Controle de banheiro no trabalho é debatido no TST em meio a 40 mil ações

O controle e limitação de idas ao banheiro por trabalhadores foi alvo de uma audiência pública no Tribunal Superior do Trabalho (TST), em Brasília (DF), na terça-feira (25). A discussão ocorre em meio a um julgamento de incidente de recurso repetitivo sobre a matéria (Tema 117).

O relator do caso, ministro Agra Belmonte, convocou a audiência. O incidente de recurso repetitivo é utilizado por tribunais superiores para julgar diversos processos semelhantes que tenham como base uma mesma regra de direito. São 40.851 ações desse tipo desde 2019.

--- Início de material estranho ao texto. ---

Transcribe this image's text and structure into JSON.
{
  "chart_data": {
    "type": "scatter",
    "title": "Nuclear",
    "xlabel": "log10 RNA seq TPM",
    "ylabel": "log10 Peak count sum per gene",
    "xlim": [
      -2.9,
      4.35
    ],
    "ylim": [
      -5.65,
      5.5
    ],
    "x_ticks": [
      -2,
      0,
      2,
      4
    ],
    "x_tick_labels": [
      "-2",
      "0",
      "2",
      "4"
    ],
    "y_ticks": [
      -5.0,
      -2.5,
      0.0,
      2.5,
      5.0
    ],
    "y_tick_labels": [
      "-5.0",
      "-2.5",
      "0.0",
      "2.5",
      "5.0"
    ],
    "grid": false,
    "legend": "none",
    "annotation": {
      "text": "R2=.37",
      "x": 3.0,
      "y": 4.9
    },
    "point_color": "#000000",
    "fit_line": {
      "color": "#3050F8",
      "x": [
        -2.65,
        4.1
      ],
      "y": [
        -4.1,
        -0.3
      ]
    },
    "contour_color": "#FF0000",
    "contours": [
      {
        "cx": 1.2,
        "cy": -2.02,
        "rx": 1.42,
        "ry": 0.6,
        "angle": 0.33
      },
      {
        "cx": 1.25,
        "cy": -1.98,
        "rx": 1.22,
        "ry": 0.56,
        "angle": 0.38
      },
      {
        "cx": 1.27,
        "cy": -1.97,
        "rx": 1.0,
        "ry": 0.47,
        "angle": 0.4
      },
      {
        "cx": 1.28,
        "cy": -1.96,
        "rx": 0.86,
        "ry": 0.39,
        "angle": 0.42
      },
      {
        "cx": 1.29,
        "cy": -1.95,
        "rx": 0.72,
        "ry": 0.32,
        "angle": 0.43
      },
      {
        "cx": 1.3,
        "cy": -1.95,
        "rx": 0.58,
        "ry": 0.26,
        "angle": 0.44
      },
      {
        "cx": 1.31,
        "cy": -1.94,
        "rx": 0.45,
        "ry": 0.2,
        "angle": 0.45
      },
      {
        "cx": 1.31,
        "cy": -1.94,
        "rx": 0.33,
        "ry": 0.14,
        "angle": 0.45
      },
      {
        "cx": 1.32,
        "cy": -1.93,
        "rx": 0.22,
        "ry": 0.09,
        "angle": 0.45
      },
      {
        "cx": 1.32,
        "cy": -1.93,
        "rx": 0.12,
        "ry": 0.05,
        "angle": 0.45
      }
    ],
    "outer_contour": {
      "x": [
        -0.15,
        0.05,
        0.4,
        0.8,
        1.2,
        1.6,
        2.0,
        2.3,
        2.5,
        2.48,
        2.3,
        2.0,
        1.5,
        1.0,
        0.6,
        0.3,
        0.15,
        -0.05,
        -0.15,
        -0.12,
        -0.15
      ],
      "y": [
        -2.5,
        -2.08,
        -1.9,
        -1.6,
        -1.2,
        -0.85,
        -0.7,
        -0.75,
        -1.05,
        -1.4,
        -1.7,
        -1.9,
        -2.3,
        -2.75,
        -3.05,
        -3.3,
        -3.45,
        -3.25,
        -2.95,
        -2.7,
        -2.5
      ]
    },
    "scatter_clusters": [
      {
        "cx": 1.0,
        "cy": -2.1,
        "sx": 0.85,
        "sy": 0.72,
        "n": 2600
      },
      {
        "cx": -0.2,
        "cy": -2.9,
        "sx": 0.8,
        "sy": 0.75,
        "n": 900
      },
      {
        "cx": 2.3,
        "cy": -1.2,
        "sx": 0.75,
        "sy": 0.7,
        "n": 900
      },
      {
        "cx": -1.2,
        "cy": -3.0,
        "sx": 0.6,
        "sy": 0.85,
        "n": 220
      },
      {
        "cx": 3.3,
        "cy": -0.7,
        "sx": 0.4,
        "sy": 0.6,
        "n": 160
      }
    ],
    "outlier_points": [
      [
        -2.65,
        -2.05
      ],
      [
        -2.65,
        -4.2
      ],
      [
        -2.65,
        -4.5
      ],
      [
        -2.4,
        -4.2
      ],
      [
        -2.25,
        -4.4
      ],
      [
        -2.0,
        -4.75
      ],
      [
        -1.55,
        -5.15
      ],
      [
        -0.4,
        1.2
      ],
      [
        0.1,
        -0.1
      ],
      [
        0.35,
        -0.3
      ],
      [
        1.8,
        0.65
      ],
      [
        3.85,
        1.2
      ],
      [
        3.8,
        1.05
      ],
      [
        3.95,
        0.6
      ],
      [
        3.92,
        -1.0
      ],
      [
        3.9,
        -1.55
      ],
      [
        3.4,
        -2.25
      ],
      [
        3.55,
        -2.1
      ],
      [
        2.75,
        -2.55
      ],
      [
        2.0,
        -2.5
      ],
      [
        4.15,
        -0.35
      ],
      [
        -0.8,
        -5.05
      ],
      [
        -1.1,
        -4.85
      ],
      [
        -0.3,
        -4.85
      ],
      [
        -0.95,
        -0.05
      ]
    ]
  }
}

O julgamento do caso deverá ser utilizado posteriormente como tese obrigatória para a Justiça. O TST já tem o entendimento de que o uso do banheiro com controle de tempo ou por número de vezes configura abuso e gera dano moral.

No entanto, ainda resta o entendimento sobre a necessidade de o empregado informar ao superior a ida ao banheiro em casos em que é necessária a substituição no posto de trabalho. O caso tem maior relevância para as linhas de produção industriais, pois a saída do trabalhador enseja a sua substituição ou a interrupção do serviço naquele determinado posto.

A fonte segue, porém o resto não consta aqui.